L'homme qu'il tenait s'affaissa entre ses bras, criblé de balles par le cadavre animé. Gordon se rendit compte qu'il ne restait plus qu'un adversaire debout. Il luttait au corps à corps avec Christobald, qui perdait abondamment de sang d'une profonde lacération à la cuisse. Le contrôle du nécromancien sur sa création avait glissé. Le cadavre animé s'était figé en une pose grotesque, intensifiée par la masse sanguinolente qui constituait autrefois son avant-bras gauche, déchiqueté par une rafale de projectiles.

Gordon s'élança vers les deux combattants. Christobald se défendait du mieux qu'il le pouvait, mais il n'était clairement pas de taille face à l'amélioré. Celui-ci semblait jouer avec sa proie, se contentant de harceler de sa lame. À croire qu'il voulait profiter de ces derniers instants de plaisir avant de mourir, songea Gordon.

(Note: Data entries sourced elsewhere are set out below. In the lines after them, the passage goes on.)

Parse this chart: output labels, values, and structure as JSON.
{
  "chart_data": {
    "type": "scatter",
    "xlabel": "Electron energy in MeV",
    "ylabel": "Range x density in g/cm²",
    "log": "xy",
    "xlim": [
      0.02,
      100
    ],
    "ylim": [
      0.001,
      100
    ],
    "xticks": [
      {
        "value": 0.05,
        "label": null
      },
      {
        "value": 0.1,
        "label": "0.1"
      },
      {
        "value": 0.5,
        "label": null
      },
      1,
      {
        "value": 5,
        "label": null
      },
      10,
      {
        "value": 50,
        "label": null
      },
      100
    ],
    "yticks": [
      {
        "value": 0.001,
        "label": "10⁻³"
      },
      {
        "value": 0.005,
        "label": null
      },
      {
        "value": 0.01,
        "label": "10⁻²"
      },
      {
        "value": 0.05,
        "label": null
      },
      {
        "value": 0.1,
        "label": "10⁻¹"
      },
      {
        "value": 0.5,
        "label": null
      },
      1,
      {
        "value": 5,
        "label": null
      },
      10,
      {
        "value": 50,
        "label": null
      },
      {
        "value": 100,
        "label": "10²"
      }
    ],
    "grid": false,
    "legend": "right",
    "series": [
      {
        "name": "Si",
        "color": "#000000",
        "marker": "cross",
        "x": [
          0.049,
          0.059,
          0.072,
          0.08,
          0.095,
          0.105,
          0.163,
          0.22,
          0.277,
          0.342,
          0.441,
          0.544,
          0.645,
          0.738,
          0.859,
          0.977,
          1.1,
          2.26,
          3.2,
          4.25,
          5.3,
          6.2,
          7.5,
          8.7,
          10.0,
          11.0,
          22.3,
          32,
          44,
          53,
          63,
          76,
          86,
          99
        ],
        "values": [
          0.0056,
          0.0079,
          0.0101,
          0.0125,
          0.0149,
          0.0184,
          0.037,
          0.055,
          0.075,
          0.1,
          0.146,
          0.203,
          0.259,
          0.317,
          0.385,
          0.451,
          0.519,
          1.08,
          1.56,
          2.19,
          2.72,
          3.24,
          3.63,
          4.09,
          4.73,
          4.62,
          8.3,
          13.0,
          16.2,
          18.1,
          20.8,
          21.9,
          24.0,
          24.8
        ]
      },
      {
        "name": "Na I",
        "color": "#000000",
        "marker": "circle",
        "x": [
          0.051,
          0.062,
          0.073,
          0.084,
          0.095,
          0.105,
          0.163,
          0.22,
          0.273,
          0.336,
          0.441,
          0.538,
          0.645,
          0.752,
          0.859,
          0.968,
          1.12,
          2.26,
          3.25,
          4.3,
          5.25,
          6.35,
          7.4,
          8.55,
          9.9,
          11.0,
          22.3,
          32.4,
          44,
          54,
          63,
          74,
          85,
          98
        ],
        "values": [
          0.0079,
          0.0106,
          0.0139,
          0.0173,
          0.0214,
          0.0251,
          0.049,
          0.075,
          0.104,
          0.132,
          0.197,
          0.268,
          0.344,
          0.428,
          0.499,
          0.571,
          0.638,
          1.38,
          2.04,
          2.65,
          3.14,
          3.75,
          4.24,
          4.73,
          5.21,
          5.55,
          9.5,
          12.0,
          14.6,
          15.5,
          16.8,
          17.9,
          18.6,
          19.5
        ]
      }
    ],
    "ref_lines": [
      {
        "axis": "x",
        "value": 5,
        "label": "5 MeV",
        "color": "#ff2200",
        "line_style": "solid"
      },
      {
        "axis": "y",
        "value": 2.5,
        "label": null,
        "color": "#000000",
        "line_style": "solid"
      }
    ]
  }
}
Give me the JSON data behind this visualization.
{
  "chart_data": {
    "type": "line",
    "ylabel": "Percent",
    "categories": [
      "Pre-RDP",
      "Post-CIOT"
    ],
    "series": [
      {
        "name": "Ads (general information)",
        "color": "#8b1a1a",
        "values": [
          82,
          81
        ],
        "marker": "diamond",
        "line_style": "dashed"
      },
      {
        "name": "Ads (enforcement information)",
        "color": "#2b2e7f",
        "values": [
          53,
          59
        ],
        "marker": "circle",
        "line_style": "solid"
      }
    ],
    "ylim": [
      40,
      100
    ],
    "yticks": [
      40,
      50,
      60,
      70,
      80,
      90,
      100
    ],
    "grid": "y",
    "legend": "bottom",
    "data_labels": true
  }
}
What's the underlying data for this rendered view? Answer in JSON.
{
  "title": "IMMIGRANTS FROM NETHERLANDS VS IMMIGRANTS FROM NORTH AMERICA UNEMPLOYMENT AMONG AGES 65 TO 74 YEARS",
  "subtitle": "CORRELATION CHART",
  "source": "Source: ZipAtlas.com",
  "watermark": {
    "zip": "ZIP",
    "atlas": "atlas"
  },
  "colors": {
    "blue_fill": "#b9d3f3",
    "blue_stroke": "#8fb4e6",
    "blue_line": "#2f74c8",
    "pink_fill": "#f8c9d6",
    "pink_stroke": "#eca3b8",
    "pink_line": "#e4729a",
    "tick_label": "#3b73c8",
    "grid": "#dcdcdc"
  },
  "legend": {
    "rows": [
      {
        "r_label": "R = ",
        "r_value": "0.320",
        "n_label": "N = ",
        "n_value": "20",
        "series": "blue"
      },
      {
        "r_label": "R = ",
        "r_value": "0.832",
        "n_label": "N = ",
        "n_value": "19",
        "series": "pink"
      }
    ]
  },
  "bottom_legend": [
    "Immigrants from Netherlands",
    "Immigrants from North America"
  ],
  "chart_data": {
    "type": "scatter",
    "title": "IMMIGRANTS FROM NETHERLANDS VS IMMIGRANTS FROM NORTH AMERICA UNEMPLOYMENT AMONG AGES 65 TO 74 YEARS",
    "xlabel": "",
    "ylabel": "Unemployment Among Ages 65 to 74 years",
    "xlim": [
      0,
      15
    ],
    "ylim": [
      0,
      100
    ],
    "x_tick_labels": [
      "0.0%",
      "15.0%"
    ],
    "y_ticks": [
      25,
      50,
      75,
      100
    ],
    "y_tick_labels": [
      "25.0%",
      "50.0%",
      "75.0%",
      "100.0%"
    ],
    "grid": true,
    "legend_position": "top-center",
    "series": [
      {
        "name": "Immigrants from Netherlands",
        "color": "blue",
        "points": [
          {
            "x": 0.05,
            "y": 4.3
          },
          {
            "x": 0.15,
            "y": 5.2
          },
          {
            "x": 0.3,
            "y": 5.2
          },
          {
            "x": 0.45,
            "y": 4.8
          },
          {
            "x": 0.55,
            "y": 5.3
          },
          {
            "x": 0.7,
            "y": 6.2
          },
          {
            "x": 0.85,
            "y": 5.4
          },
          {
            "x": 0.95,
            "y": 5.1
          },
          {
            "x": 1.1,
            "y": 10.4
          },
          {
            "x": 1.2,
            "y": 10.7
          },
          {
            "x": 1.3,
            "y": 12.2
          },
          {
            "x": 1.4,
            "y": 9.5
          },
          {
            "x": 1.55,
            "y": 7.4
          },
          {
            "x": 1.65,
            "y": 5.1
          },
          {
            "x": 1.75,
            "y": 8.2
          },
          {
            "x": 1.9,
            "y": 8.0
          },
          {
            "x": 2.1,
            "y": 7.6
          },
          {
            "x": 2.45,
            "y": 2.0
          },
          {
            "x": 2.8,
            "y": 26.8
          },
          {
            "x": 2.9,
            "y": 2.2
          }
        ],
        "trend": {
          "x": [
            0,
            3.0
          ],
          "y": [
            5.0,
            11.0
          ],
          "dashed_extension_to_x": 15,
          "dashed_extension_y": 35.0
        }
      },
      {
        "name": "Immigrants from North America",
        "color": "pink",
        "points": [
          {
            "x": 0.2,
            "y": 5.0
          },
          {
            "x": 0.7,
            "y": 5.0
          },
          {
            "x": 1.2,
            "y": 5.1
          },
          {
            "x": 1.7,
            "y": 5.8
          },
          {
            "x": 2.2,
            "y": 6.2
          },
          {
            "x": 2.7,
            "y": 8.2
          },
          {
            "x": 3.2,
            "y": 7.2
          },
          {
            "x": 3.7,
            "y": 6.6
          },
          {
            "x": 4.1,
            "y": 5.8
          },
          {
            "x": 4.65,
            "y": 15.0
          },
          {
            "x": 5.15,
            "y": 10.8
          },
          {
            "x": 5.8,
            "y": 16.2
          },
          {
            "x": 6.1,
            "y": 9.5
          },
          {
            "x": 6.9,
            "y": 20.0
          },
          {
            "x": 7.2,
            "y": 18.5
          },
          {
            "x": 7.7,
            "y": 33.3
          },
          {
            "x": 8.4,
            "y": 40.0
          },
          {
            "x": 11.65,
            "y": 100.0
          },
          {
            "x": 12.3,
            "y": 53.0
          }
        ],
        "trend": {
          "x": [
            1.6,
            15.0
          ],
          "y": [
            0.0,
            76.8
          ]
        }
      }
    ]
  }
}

Le vampire arriva par le côté, plaquant l'amélioré au sol dans un mouvement que n'aurait pas renié un joueur de football américain. Dès qu'ils heurtèrent le béton, Gordon arracha les plaques articulées qui protégeaient le cou de sa victime avant d'y plonger les canines. Il aspira une infime gorgée de sang, méfiant à l'idée qu'il soit empoisonné. Quand la première goutte entra en contact avec sa langue, il fut immédiatement rassuré. Honteux, il dut même retenir un gémissement d'extase au contact ce nectar. Cet homme-là avait un goût délicieux. Repris par la frénésie, il pompa une énorme lampée de sang, manqua de s'étouffer en l'avalant, puis recommença encore et encore. Il ne s'arrêta que lorsque le cadavre fut tout à fait froid. Alors seulement, il releva les yeux, et constata que Christobald le fixait avec un dégoût non dissimulé. Ce devait être la première fois qu'il assistait au repas d'un vampire en frénésie. Sa soif enfin apaisée, Gordon se remit debout. Il sentait ses muscles, ses os et ses tissus mous reprendre lentement leur place et leur taille habituelle. Impression confirmée par le regard de Christobald qui détourna les yeux, gêné.

- C'est la première fois que tu croises un vampire en frénésie, si j'en crois ta réaction de pucelle, ricana-t-il.

- Pas le moins du monde, mais les précédents avaient la décence de dissimuler leur érection causée par l'absorption de sang...

Alors que Gordon s'apprêtait à répliquer, une explosion déchira l'air dans le lointain. L'hélicoptère venait de se transformer en boule de feu.